I already had a Les Paul and a Marshall and gotten nothing but compliments on my tone from my bandmates. And yet: GAS. My tone could be better, I thought, it’s not there yet. Maybe a new set of these expensive, boutique pickups could fill this audible-only-to-me hole? They are expensive though.
So after watching the video of the guy and his new pickups way too many times, I reached out to him and asked him: do you really think there’s a difference between these and the stock pickups in my Les Paul?
He replied: yes, they sound fantastic, different to the stock ones. Tremendous pickups, fantastic craftsmanship.
At the end of his reply, in a separate paragraph, he added a but: once the drummer hits those cymbals, you won’t be able to tell the difference.
I didn’t buy the pickups. But not only that. In the years since reading this last paragraph, I turned it over in my mind so many times that it morphed from a comment about guitar gear into something I turn to on a regular basis.
Whenever I’m in a discussion about technology that revolves around what The Best Way to do a particular thing is I think of it. When people discuss tools, or programming languages, and what theoretically the best solution is, when someone turns up their nose and wants to rip the word “pragmatism” out of the dictionary, that’s when I think: but will it matter once the cymbals come in?
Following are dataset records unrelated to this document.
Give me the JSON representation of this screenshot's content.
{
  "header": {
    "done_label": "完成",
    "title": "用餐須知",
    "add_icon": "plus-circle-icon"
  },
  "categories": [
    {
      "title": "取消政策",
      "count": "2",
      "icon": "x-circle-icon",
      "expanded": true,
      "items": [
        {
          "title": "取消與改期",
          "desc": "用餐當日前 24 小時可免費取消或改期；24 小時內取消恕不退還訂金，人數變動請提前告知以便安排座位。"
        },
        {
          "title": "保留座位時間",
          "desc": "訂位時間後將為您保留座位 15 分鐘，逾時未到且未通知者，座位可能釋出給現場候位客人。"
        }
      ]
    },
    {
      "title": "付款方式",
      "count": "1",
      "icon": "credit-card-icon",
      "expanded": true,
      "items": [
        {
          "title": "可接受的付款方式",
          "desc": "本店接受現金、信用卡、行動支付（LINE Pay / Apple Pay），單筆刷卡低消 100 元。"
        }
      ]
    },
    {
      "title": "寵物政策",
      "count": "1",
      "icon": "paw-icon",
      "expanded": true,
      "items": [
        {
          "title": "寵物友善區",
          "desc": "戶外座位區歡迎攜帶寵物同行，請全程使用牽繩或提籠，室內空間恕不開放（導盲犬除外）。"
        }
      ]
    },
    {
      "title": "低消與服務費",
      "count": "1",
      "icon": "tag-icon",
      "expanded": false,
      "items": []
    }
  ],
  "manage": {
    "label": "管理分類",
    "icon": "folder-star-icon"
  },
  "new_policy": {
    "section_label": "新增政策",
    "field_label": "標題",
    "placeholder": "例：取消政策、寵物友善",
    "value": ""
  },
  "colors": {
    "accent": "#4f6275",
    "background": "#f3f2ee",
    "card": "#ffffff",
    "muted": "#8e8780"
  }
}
Nice. Thanks for the new thought!
Also reminded me of my experience with an artist friend who once told me he'd bought the new Sony XYZ camera and, a few weeks later, sent me an amazing set of pics of a hike he was at. I was all like, "wooow, I need that camera 😮😮"
Lucky that I shared this thought with him a few days later because his response was, "Yeah, well, the new cam was quite heavy to take for a hike, so I took my 5yo point-and-shoot Canon instead". Apparently, the difference was our art skills.
Different learning, but slightly related, so wanted to share :)
Good wisdom with a mnemotechnic, thanks for sharing! Another point not in favor of the theorical best solution and/or discussion: you can't make pickups by playing guitar, but you can build your perfect tool by programming.